About a year and a half ago, I had the privilege of hiking in a cloud forest during my first trip to Costa Rica. I have yet to witness an ecosystem type more exciting. Even if you were blindfolded for some reason, the sounds and smells alone would immerse you in an almost alien habitat. I actually went to Costa Rica during the dry season, but while exploring a cloud forest, I became drenched with sweat and forest moisture, and easily forgot what season it was. Although this ecosystem was teaming with life, like the most biodiverse place I have ever witnessed, I knew there was a hidden world I couldn’t see beneath the forest floor. As I hiked up a steep elevation gradient, I wondered how the fungal community beneath my feet was changing. Was the increased water content enhancing fungal diversity? Were the different plant assemblages manipulating the density of different fungal types? These thoughts exercised through my mind every time I thought about that legendary hike. Fortunately, I recently discovered a paper written by a few scientists with the same questions.
Cloud forests are usually found in tropical or subtropical regions that are categorized by never-ending cloud cover that persist at tree canopy height. The constant cloud cover limits the light reaching the forest floor, which in turn, makes it significantly cooler than lower areas outside of the habitat type. With so much moisture being present at the canopy, less evapotranspiration occurs. This along with lower temperatures and light levels ultimately reduces photosynthetic output. These factors make it harder for woody species to live, which is why trees here are stunted, and display a more limited diversity. Still, total species diversity found in these places is insane, containing some of the most varied assemblages of epiphytic bromeliads, bryophytes, lichens, ferns and orchids. The constant damp conditions also promote a wide array of fungal species too. Although these ecosystems are most extraordinary, they only make up 1% of the woodland areas on Earth, so it’s understandable that they haven’t been studied much. Caitlin Looby and her team couldn’t find enough answers in the scientific literature, so they decided to roll up their sleeves and conduct some research.
In Monteverde Cloud Forest Reserve, from 1,305 to 1,850 meters above sea level, twelve sites where selected every 50 meters. At each site, soil samples were taken twice. Once during the wet season, and once during the dry season. In addition, they also measured other soil properties, including temperature, moisture content, pH and carbon to nitrogen ratio (C:N). With the soil samples, DNA was extracted and amplified to see what fungal communities were present at each site. Molecular techniques where adapted from a 1996 paper that I used during my thesis project, by Brundrett which helped decipher fungal abundance.

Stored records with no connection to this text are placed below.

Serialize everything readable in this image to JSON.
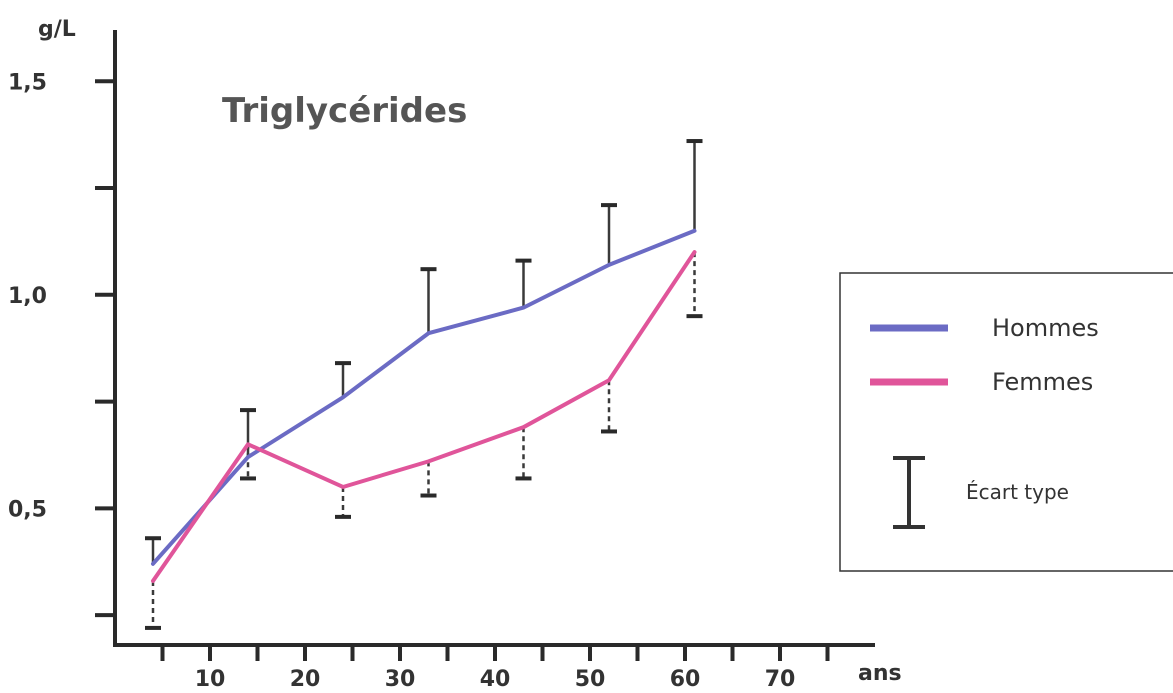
{
  "chart_data": {
    "type": "line",
    "title": "Triglycérides",
    "ylabel": "g/L",
    "xlabel": "ans",
    "ylim": [
      0.18,
      1.62
    ],
    "xlim": [
      0,
      80
    ],
    "y_ticks": [
      0.25,
      0.5,
      0.75,
      1.0,
      1.25,
      1.5
    ],
    "y_tick_labels": [
      {
        "value": 0.5,
        "label": "0,5"
      },
      {
        "value": 1.0,
        "label": "1,0"
      },
      {
        "value": 1.5,
        "label": "1,5"
      }
    ],
    "x_ticks": [
      5,
      10,
      15,
      20,
      25,
      30,
      35,
      40,
      45,
      50,
      55,
      60,
      65,
      70,
      75
    ],
    "x_tick_labels": [
      {
        "value": 10,
        "label": "10"
      },
      {
        "value": 20,
        "label": "20"
      },
      {
        "value": 30,
        "label": "30"
      },
      {
        "value": 40,
        "label": "40"
      },
      {
        "value": 50,
        "label": "50"
      },
      {
        "value": 60,
        "label": "60"
      },
      {
        "value": 70,
        "label": "70"
      }
    ],
    "grid": false,
    "legend_position": "right",
    "series": [
      {
        "name": "Hommes",
        "color": "#6b6bc4",
        "x": [
          4,
          14,
          24,
          33,
          43,
          52,
          61
        ],
        "y": [
          0.37,
          0.62,
          0.76,
          0.91,
          0.97,
          1.07,
          1.15
        ],
        "error_upper": [
          0.43,
          0.73,
          0.84,
          1.06,
          1.08,
          1.21,
          1.36
        ],
        "error_style": "solid"
      },
      {
        "name": "Femmes",
        "color": "#e0559a",
        "x": [
          4,
          14,
          24,
          33,
          43,
          52,
          61
        ],
        "y": [
          0.33,
          0.65,
          0.55,
          0.61,
          0.69,
          0.8,
          1.1
        ],
        "error_lower": [
          0.22,
          0.57,
          0.48,
          0.53,
          0.57,
          0.68,
          0.95
        ],
        "error_style": "dashed"
      }
    ],
    "legend": {
      "items": [
        {
          "label": "Hommes",
          "color": "#6b6bc4"
        },
        {
          "label": "Femmes",
          "color": "#e0559a"
        }
      ],
      "error_label": "Écart type"
    }
  }
}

This study uncovered how abiotic factors change with increased elevation in this Costa Rican cloud forest, and how those factors interact with the living soil communities. They found that temperature significantly decreased with increased elevation, while moisture content and C:N both significantly increased in both seasons. These conditions increase fungal abundance, as hyphal length in soil samples near higher elevations are significantly longer than lower elevations. Although fungi are more abundant at higher elevations, more ancient lineages of fungi (chytridiomycota, zygomycota) dominated here. At higher, wetter, cooler regions in these ecosystems, fungal diversity actually as a whole decreases-a trend I did not expect.
C:N ratios help explain why hyphae was more abundant at higher elevations. Carbon in its recalcitrant, more inaccessible form is in high quantities within soil, while nitrogen pools are always more limiting. This means that a higher C:N ratio means there is more carbon than nitrogen. Since C:N ratio increase with elevation, nutrients become more scant, and fungi must scavenge voraciously for the little nitrogen that is present. This means, there is increased hyphal lengths in these nutrient poor, higher regions because the fungi must allocate more energy to its elongation in order to obtain the nitrogen they need. The lesson here is that just because there is an increased abundance of fungi, does not mean the habitat is more suitable. These fungi are struggling to make ends meet, which is why these regions also have a lower fungal diversity, and are dominated by lower fungi that usually make a living by parasitizing other species.
The only group of higher fungi that seemed to increase with elevation was ectomycorrhizal fungi (ECM). ECM abundance is also linked to C:N, because as nitrogen becomes more limited, plants send more photosynthate down their fungal symbiote so they can more sufficiently scavenge the forest floor for the nutrient they need. With decreased nitrogen in more elevated regions, plants spend more sugars while demand for N is high. This enhances the ECM biomass and diversity.
All in all, the forest floor in these Costa Rican cloud forests are complex enough to make your head spin. These places are ecological gold mines that can teach us so much about the biotic world. Unfortunately, these places are becoming exceedingly rarer because of the attributes associated with climate change. Several studies show that increased sea surface temperatures make the cloud layer that usually rests at the canopy, lie a bit higher. This may sound minute, but without contacting the forest canopy, water doesn’t condense on the tree’s leaves and drip down to the forest floor below. This is increasing the number of dry days the forests see, and make them extremely vulnerable to losing its precious, fungal, plant and animal species. You really should witness a cloud forest for yourself. If you do make it to one, while hiking up an elevation gradient, you now know how the fungal community changes with the abiotic environment.